Fort de cette précédente victoire, le CEE a bon espoir de renouveler l’expérience. Car chaque année, en plus des nouveaux inscrits, le collectif reçoit la visite d’étudiants qui font face à des absurdités administratives.
« J’ai l’impression de parler avec un mur », constate Ach après huit ans en France, il se trouve en situation irrégulière depuis novembre 2023 à cause d’une erreur administrative. Après des heures pendus au téléphone, il a appris que son dossier avait été transféré à tort à la sous-préfecture du Raincy (93).
Résultat : son titre de séjour a expiré sans qu’il puisse rétablir la situation. Dans la foulée, Ach a perdu ses APL. Pendant trois mois, il a vécu ici et là, sur le canapé de ses amis ou à la rue. « Ça a bouleversé ma vie », décrit cet étudiant en philosophie.

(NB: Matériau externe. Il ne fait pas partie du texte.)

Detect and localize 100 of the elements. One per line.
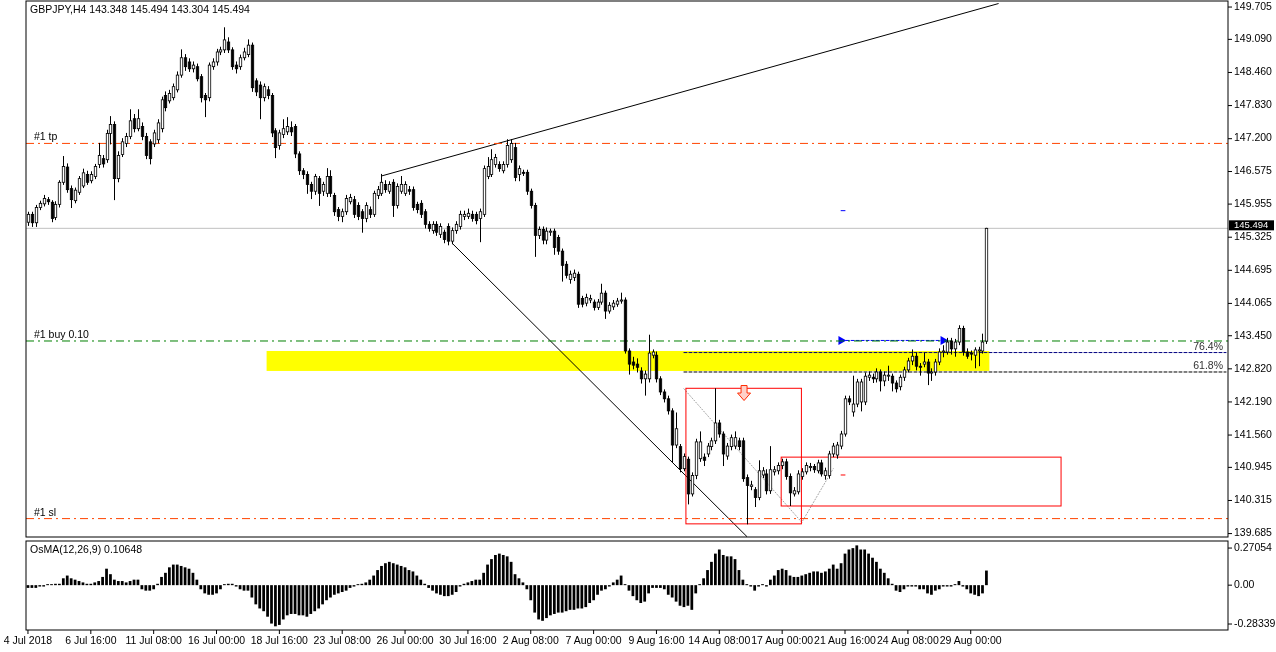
x-tick-label: 26 Jul 00:00 xyxy=(376,633,434,646)
bar xyxy=(215,585,218,594)
y-tick-label: 0.27054 xyxy=(1234,540,1273,553)
bar xyxy=(812,571,815,586)
bar xyxy=(391,563,395,586)
candlestick xyxy=(313,173,318,195)
bar xyxy=(446,585,450,597)
bar xyxy=(600,585,603,591)
legend-label: 61.8% xyxy=(1193,359,1224,371)
bar xyxy=(258,585,262,609)
bar xyxy=(831,564,835,586)
bar xyxy=(643,585,647,602)
bar xyxy=(933,585,937,591)
y-tick-label: 148.460 xyxy=(1234,65,1273,78)
bar xyxy=(973,585,977,595)
bar xyxy=(175,564,179,586)
bar xyxy=(859,549,863,586)
bar xyxy=(545,585,548,619)
bar xyxy=(820,572,823,586)
bar xyxy=(179,565,183,586)
bar xyxy=(977,585,980,597)
bar xyxy=(376,570,379,586)
bar xyxy=(556,585,560,613)
candlestick xyxy=(328,170,333,197)
bar xyxy=(501,554,505,586)
bar xyxy=(867,553,870,586)
bar xyxy=(474,579,478,586)
bar xyxy=(725,556,729,586)
bar xyxy=(584,585,588,608)
bar xyxy=(639,585,643,603)
y-tick-label: 143.450 xyxy=(1234,328,1273,341)
x-tick-label: 4 Jul 2018 xyxy=(3,633,53,646)
bar xyxy=(427,585,431,588)
bar xyxy=(211,585,214,595)
y-tick-label: 144.065 xyxy=(1234,296,1273,309)
bar xyxy=(470,581,474,586)
bar xyxy=(918,585,922,590)
bar xyxy=(207,585,211,595)
bar xyxy=(97,581,101,586)
bar xyxy=(875,561,878,586)
y-tick-label: 145.325 xyxy=(1234,229,1273,242)
bar xyxy=(329,585,332,598)
bar xyxy=(34,585,38,588)
bar xyxy=(804,574,808,586)
bar xyxy=(344,585,348,591)
bar xyxy=(615,579,619,586)
bar xyxy=(124,582,128,586)
bar xyxy=(289,585,293,614)
bar xyxy=(690,585,694,610)
bar xyxy=(65,575,69,586)
bar xyxy=(171,564,175,586)
bar xyxy=(490,559,493,586)
bar xyxy=(332,585,336,595)
bar xyxy=(305,585,309,617)
ref-line-label: #1 sl xyxy=(34,505,57,518)
bar xyxy=(937,585,941,590)
ref-line-label: #1 tp xyxy=(34,130,58,143)
bar xyxy=(415,575,419,586)
bar xyxy=(769,579,772,586)
bar xyxy=(254,585,258,605)
bar xyxy=(871,557,874,586)
bar xyxy=(321,585,324,605)
y-tick-label: 142.190 xyxy=(1234,394,1273,407)
x-tick-label: 21 Aug 16:00 xyxy=(814,633,877,646)
bar xyxy=(827,568,831,586)
bar xyxy=(270,585,273,624)
y-tick-label: 141.560 xyxy=(1234,427,1273,440)
x-tick-label: 16 Jul 00:00 xyxy=(187,633,246,646)
x-tick-label: 23 Jul 08:00 xyxy=(313,633,371,646)
bar xyxy=(431,585,434,591)
bar xyxy=(505,556,509,586)
bar xyxy=(922,585,925,590)
x-tick-label: 2 Aug 08:00 xyxy=(502,633,559,646)
bar xyxy=(277,585,281,625)
y-tick-label: 149.090 xyxy=(1234,32,1273,45)
bar xyxy=(364,582,368,586)
candlestick xyxy=(305,171,310,194)
bar xyxy=(659,585,662,588)
bar xyxy=(454,585,458,593)
bar xyxy=(796,576,800,586)
bar xyxy=(380,565,383,586)
x-tick-label: 6 Jul 16:00 xyxy=(65,633,117,646)
bar xyxy=(61,578,65,586)
bar xyxy=(635,585,639,601)
bar xyxy=(717,549,721,586)
x-tick-label: 24 Aug 08:00 xyxy=(876,633,939,646)
bar xyxy=(666,585,670,595)
candlestick xyxy=(277,129,282,150)
candlestick xyxy=(859,378,864,412)
bar xyxy=(199,585,203,590)
series-label: 76.4% xyxy=(1193,339,1224,352)
bar xyxy=(808,572,812,586)
bar xyxy=(714,553,717,586)
bar xyxy=(604,585,607,590)
candlestick xyxy=(552,228,557,255)
bar xyxy=(494,554,497,586)
y-tick-label: -0.28339 xyxy=(1234,616,1276,629)
bar xyxy=(780,568,784,586)
chart-title: GBPJPY,H4 143.348 145.494 143.304 145.494 xyxy=(30,3,251,15)
ref-line-label: 145.494 xyxy=(1234,218,1269,230)
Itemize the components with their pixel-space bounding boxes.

Le jeune homme a finalement trouvé un logement dans le nord de Paris. Le trajet pour se rendre en cours le terrifie chaque jour. « J’évite les endroits où il y a des vendeurs à la sauvette, car c’est là que patrouillent les policiers. J’ai mémorisé leurs mouvements. Maintenant, c’est devenu un réflexe », rapporte Ach.
« Je fais attention à la manière dont je m’habille », poursuit-il. « La mode est devenue un élément de survie », note-t-il, dégaine de rockeur jusqu’aux accessoires. « Il ne faut pas que l’on voit ma race », lâche-t-il.
On ne joue pas dans la même ligue que les étudiants français alors qu’on marche dans la même rue
Des Tunisiens, comme Ach, le CEE en reçoit énormément. « Il y a beaucoup de gens qui viennent du Maghreb, du Sénégal, du Mali, du Congo… Les étudiants viennent des anciens pays colonisés par la France », observent Mehdi et Nader.
Cette réalité historique non assumée, les étudiants étrangers la reçoivent en pleine face. « On ne joue pas dans la même ligue que les étudiants français alors qu’on marche dans la même rue », s’indigne Ach. « C’est quoi la devise de la France déjà ? Liberté, Égalité, Anxiété ».